FOURTH AND LAST PART.
73. LXXIII. THE HIGHER MAN. (continued)
Set around you small, good, perfect things, ye higher men. Their golden
maturity healeth the heart. The perfect teacheth one to hope.
16.
What hath hitherto been the greatest sin here on earth? Was it not the
word of him who said: "Woe unto them that laugh now!"
Did he himself find no cause for laughter on the earth? Then he sought
badly. A child even findeth cause for it.

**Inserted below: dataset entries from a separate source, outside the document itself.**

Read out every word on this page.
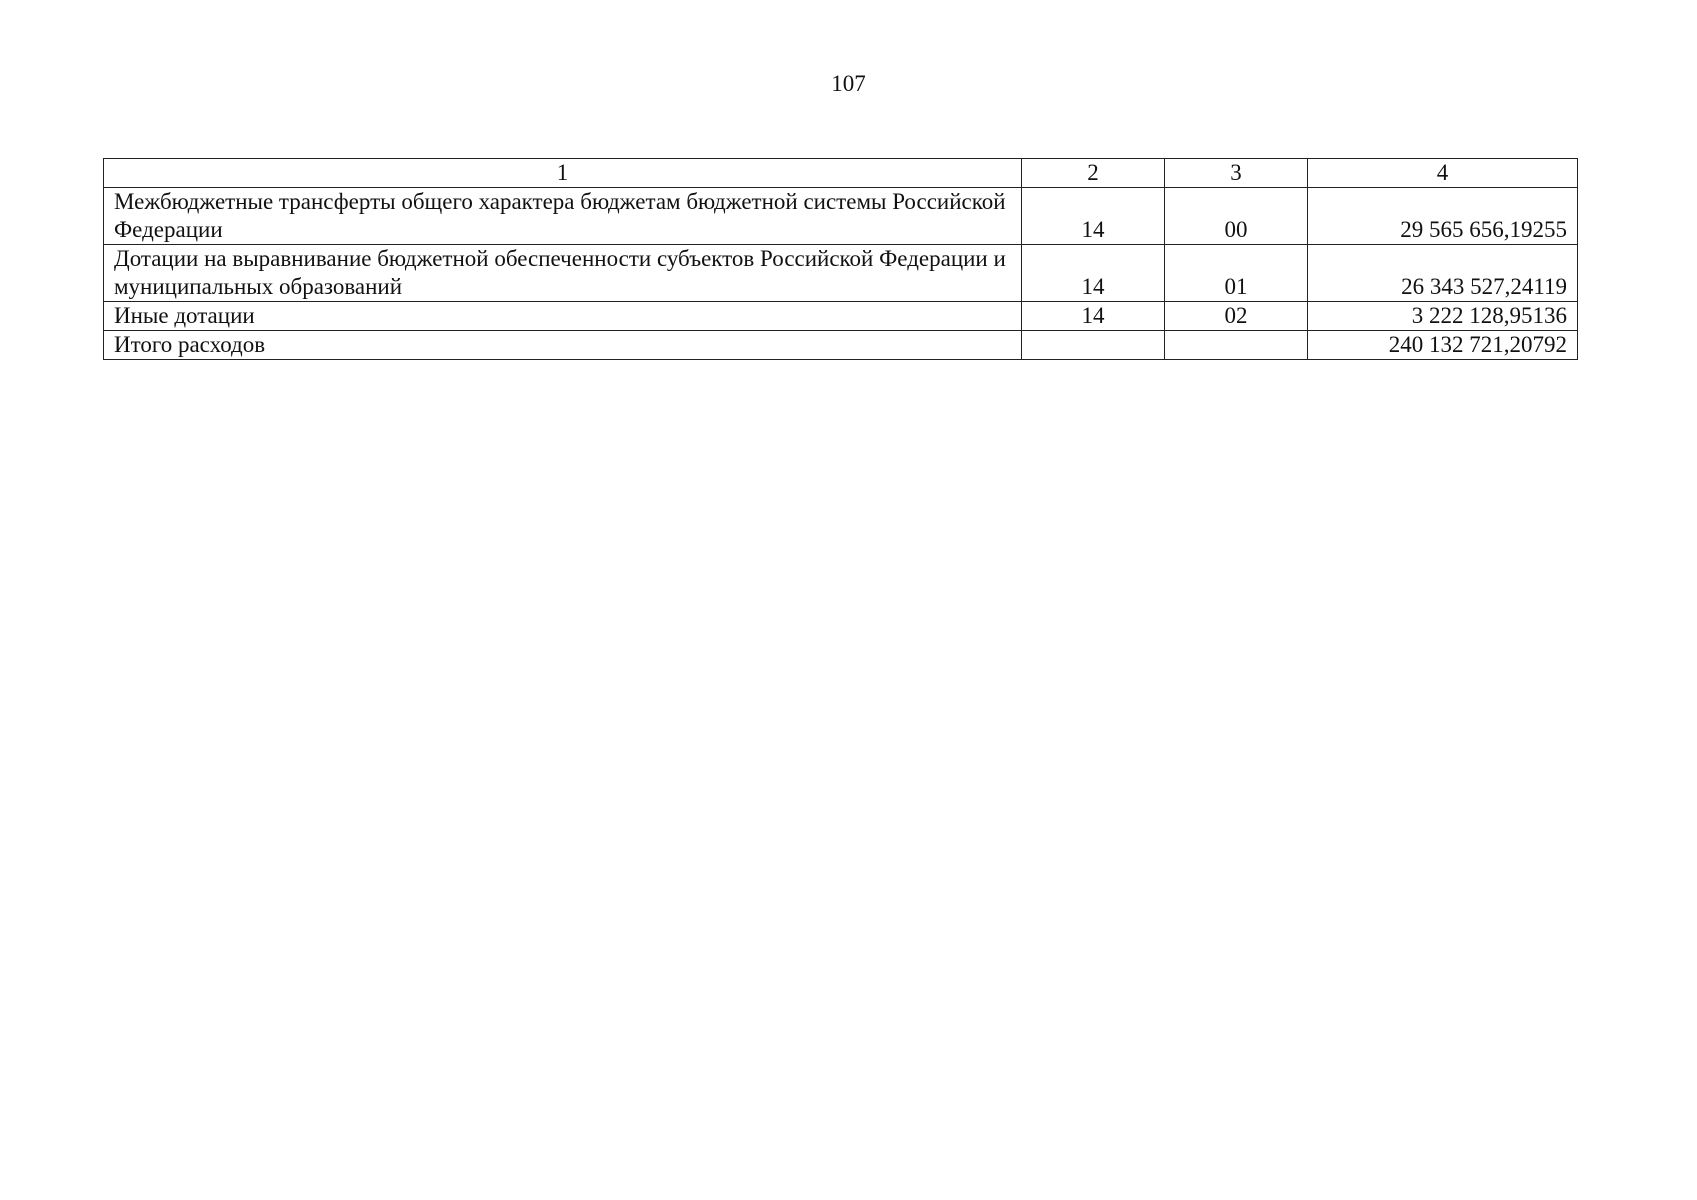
107
1	2	3	4
Межбюджетные трансферты общего характера бюджетам бюджетной системы Российской Федерации	14	00	29 565 656,19255
Дотации на выравнивание бюджетной обеспеченности субъектов Российской Федерации и муниципальных образований	14	01	26 343 527,24119
Иные дотации	14	02	3 222 128,95136
Итого расходов			240 132 721,20792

He--did not love sufficiently: otherwise would he also have loved us, the
laughing ones! But he hated and hooted us; wailing and teeth-gnashing did
he promise us.
Must one then curse immediately, when one doth not love? That--seemeth to
me bad taste. Thus did he, however, this absolute one. He sprang from the
populace.
And he himself just did not love sufficiently; otherwise would he have
raged less because people did not love him. All great love doth not SEEK
love:--it seeketh more.
Go out of the way of all such absolute ones! They are a poor sickly type,
a populace-type: they look at this life with ill-will, they have an evil
eye for this earth.
Go out of the way of all such absolute ones! They have heavy feet and
sultry hearts:--they do not know how to dance. How could the earth be
light to such ones!
17.
Tortuously do all good things come nigh to their goal. Like cats they
curve their backs, they purr inwardly with their approaching happiness,--
all good things laugh.
His step betrayeth whether a person already walketh on HIS OWN path: just
see me walk! He, however, who cometh nigh to his goal, danceth.
And verily, a statue have I not become, not yet do I stand there stiff,
stupid and stony, like a pillar; I love fast racing.